Les neuf autorités organisatrices des transports auront fusionné en une seule structure avec un tarif unique pour les bus, cars, trains régionaux, métros et tramways. Le tout sera organisé en zones plus ou moins chères selon la distance parcourue, comme à Paris. La nouvelle gare Saint-Charles aura été inaugurée grâce aux 2,5 milliards d’euros du gouvernement. Le trafic des trains régionaux et internationaux sera beaucoup plus fréquent. Le centre de Marseille sera à dix minutes de train d’Aix-en-Provence et à quelques stations de métro des quartiers Nord.
Que fera la métropole pour l’environnement ?
La métropole prendra en charge la création des trames vertes et bleues (Ndlr : mesure phare de la loi sur le Grenelle de l’Environnement), continuités écologiques permettant de développer la biodiversité sur le territoire. Elle y associera des itinéraires cyclistes pour connecter les villes entre elles, et développera des services d’auto-partage et de covoiturage.
Et pour le social ?
Avec des moyens financiers renforcés et 500 millions d’euros accordés par l’Etat, la métropole pourra investir dans l’éducation, l’amélioration du cadre de vie, la rénovation urbaine ou le sport. Par exemple, recruter dix animateurs sportifs pour les quartiers Nord de Marseille, ça ne coûte pas grand-chose mais ça fait beaucoup.
Peut-on craindre une disparition des communes ?
Non. La ville est un échelon de proximité, c’est son rôle historique. Elle gardera ses compétences comme l’état civil, le mariage, la sécurité, les écoles maternelles et primaires, les piscines et stades communaux sauf exceptions. Le stade Vélodrome sera métropolitain. On ne peut pas le comparer à un stade de village ou de quartier, sa gestion non plus.

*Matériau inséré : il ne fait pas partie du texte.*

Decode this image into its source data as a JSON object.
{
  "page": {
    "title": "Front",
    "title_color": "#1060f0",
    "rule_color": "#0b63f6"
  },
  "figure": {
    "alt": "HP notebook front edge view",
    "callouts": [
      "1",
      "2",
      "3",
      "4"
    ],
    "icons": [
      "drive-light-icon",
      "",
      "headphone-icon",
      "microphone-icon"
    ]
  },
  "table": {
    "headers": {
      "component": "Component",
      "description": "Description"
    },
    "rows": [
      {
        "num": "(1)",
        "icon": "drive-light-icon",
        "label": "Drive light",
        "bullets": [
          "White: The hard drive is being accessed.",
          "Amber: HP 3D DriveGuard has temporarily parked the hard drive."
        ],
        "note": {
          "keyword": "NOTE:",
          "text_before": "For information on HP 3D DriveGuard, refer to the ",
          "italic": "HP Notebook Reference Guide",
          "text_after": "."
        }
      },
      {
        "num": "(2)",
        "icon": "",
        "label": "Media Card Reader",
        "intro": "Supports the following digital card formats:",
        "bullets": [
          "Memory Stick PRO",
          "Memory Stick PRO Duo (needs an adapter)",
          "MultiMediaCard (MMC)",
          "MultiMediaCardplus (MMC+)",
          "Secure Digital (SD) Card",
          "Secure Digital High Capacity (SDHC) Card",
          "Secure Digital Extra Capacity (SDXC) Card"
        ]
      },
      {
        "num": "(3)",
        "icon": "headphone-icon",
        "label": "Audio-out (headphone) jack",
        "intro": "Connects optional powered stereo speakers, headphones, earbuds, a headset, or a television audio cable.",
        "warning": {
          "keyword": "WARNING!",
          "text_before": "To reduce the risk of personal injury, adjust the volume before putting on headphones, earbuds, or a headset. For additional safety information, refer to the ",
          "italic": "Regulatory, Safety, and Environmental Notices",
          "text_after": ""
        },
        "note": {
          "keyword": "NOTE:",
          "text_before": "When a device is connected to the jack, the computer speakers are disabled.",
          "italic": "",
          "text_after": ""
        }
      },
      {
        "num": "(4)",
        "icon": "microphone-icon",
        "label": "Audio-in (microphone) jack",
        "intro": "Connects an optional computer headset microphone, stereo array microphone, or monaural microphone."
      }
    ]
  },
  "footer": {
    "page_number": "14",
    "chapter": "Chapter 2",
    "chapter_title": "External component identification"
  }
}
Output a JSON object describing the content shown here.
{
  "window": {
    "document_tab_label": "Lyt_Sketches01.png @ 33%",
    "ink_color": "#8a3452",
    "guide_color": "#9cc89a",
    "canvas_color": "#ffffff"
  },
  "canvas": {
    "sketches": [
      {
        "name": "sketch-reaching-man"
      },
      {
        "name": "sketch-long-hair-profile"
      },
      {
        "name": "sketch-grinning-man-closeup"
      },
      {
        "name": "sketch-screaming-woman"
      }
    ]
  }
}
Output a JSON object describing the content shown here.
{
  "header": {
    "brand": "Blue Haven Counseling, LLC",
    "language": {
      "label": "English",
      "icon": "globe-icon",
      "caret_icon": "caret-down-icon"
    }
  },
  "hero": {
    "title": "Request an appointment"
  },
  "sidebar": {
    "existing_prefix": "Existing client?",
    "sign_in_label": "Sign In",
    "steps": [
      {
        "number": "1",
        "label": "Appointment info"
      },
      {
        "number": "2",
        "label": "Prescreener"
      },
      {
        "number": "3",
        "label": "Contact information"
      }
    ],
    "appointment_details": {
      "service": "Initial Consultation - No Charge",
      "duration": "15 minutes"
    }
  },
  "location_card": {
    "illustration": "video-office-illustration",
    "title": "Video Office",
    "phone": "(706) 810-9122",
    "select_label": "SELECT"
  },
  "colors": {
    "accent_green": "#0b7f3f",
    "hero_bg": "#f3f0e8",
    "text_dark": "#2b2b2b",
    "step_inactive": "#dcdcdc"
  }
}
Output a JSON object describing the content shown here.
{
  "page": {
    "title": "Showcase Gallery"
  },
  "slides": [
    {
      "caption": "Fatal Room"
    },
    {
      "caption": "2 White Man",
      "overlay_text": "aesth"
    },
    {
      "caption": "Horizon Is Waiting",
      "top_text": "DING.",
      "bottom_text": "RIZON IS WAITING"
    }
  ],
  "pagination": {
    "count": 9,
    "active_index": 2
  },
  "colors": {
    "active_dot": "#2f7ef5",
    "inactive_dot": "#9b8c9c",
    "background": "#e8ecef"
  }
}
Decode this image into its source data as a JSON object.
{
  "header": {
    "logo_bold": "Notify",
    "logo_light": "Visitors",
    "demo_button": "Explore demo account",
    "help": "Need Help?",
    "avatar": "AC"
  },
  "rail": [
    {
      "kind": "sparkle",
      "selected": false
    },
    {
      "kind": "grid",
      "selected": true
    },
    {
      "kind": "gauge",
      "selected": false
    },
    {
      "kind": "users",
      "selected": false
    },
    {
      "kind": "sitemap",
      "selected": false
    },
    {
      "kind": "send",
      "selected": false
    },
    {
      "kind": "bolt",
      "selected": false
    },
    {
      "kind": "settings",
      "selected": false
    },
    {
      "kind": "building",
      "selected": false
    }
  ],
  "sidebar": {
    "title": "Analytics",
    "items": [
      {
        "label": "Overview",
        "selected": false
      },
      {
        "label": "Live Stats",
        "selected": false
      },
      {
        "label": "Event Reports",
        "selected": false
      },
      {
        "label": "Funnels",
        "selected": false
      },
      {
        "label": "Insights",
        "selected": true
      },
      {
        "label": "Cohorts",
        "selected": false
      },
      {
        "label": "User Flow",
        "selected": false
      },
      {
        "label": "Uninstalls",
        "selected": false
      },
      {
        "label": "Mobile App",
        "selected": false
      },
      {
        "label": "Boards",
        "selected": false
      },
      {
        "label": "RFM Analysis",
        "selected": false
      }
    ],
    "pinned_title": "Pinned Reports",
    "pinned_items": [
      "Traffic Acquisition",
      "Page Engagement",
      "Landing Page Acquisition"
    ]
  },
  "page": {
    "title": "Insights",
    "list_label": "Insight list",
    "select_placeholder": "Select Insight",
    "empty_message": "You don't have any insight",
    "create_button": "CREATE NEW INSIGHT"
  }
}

Que deviendra le département avec 93% de sa population dans la métropole ?
Il fusionnera la majorité de ses compétences avec la métropole d’ici une dizaine d’années voire moins, mais conservera un rôle social qui lui est conféré par la loi et pour lequel il est très compétent. A court terme, il ne pourra pas disparaître intégralement car la métropole ne recouvre pas toutes les Bouches du Rhône.
Comment évoluera le territoire de la métropole à long terme ?
Actuellement, le territoire regroupe 1,8 million habitants qui pratiquent les mêmes lieux d’habitat, de travail, de commerce et de loisirs. Mais dans une trentaine d’années, d’autres communes comme Saint-Maximin dans le Var qui fonctionne aujourd’hui très bien avec Aix et Aubagne, intégreront le territoire métropolitain. Il faut bien comprendre qu’un territoire n’est pas définitif.
Pouvez-vous décrire le territoire dans 50 ou 100 ans ?
Avec la création de sept pôles de compétitivité spécialisés autour des spécificités et des forces du territoire, comme les sciences de la vie à Luminy, l’aéronautique à Marignane ou l’économie verte au domaine de l’Arbois, la métropole deviendra attractive et bénéficiera d’une visibilité mondiale. Les transports, rapides et efficaces, seront présents sur tout le territoire. De son côté, le port de Marseille sera devenu l’escale incontournable en Méditerranée.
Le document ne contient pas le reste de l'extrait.